Never did it. Not that I knew I shouldn't mention it it's just that I didn't think about doing it.

This thread starts with you stating you have taken some tests and licenses of PPL standard and that you even have an IR. It might be best not to say these things to an instructor at first!
Wouldn't say these virtual licenses are of PPL standards but it's true that it covers the basics of the basics.
​​​​Yea got it! I will actually not talk about myself at all unless my instructor asks questions about me as stated multiple times by your colleagues. I did it here in the forum because it was my first post and I thought it would be great to make a quick presentation of myself and I was quite right because if I didn't I would never have got all these pieces of wonderful advice.

rudestuff
​​​​​​
So you find yourself in every pilots' fantasy scenario: Both pilots ate the fish and we need a hero.

Do you trust the 100 hour PPL or the 2000 hour SIM guy who knows the buttons, the modes, the flap schedule and can auto-land the **** out of a 777 with his eyes closed?
I wouldn't be able to choose a preference personally. I would say both would do it but in a different way.
Now simmer is a big word. You can have simmer not doing it seriously and not caring about crashes and procedures and you have the others doing it ultra seriously and studying books constantly.
For a PPL you can be pretty confident he knows what every PPL should know.
A PPL would probably focus more on flying the airplane.
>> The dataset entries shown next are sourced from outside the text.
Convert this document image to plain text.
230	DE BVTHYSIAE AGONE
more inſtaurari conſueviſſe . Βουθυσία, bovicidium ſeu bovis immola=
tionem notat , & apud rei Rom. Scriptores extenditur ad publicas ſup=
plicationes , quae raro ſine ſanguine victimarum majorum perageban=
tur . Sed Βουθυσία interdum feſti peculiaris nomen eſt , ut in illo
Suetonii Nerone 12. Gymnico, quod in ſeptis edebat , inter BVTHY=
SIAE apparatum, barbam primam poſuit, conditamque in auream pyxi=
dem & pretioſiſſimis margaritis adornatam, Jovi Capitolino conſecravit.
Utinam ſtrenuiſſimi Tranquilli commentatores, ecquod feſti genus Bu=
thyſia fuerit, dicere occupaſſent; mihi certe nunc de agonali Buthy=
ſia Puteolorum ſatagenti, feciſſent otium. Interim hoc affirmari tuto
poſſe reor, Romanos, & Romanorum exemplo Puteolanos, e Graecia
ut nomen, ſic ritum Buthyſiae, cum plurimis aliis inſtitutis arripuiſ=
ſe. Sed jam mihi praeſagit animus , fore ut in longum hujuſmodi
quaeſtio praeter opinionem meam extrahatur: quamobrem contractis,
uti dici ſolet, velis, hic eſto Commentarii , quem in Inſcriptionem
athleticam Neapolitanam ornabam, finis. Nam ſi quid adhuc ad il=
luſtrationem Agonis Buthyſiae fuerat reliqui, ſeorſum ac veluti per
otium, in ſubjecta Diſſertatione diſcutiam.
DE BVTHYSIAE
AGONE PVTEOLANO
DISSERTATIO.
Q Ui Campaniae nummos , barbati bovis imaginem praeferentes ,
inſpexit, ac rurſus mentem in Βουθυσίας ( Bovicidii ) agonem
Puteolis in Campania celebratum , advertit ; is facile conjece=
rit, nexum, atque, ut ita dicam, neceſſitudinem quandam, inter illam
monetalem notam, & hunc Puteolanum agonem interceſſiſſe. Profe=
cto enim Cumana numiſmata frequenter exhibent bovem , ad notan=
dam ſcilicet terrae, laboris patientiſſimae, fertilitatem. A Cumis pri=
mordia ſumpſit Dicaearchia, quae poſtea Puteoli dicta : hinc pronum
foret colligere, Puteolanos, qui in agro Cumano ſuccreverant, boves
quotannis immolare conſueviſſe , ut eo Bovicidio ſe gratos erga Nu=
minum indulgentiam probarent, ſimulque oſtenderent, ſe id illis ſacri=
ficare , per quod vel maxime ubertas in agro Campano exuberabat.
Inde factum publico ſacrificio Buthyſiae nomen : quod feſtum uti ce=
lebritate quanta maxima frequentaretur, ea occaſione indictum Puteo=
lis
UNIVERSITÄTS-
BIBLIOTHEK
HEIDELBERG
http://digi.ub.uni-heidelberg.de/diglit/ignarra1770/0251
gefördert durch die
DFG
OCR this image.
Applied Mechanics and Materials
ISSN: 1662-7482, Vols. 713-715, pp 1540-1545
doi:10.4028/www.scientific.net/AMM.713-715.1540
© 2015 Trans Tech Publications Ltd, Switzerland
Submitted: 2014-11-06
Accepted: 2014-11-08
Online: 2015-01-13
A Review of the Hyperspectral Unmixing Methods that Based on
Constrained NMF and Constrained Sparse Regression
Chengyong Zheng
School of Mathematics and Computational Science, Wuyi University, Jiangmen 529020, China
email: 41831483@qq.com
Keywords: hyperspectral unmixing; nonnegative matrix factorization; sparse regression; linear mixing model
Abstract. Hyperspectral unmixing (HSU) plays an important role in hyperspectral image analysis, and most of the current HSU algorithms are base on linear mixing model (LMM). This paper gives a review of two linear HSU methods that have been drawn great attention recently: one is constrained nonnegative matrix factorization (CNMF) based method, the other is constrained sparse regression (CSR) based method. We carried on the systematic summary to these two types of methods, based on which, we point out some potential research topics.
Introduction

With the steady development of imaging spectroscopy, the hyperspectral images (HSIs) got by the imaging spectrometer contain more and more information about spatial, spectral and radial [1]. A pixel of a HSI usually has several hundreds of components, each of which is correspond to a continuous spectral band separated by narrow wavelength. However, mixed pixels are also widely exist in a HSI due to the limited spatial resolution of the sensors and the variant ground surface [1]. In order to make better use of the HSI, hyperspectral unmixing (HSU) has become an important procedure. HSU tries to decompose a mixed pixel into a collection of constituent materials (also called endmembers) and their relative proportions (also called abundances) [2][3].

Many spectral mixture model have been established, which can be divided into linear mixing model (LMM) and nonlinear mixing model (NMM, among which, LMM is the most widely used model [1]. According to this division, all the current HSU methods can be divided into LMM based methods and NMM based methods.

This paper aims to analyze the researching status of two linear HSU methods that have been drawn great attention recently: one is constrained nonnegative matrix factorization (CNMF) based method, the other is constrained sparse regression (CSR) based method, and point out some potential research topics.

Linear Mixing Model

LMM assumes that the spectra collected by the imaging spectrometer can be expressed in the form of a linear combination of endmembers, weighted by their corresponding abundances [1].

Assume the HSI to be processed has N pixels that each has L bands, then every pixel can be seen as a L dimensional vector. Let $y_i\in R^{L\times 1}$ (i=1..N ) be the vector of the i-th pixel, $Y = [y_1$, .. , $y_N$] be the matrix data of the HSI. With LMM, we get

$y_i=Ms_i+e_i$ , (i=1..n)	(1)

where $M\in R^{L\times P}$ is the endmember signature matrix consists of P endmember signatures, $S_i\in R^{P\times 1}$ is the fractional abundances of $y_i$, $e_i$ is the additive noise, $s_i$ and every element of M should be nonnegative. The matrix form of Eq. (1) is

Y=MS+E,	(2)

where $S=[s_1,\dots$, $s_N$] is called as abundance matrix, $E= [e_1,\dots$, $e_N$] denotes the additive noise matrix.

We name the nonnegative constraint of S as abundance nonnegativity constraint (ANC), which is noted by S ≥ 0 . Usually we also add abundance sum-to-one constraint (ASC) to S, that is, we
A simmer would use the knobs and the buttons.
I think the best would be to have both, with the PPL the PF and the simmer the PM.

Does sim “guy” know if we headed for somewhere where autoland is even an option…and does “sim guy” understand when it isn’t, and if it turns out it isn’t can they handle a non-autoland option
Non-autoland option? I would struggle but if you find yourself in a position where every pilot in the airplane died and there are absolutely no airports accomodating cat3 in the current range of the aircraft (hoping the airplane is able for cat3), you are very unlucky then.


reverserunlocked
That's exactly what I think. I still believe my sim will be proficient at a certain point in my career especially for jets even though I might have got some bad habits through the sim.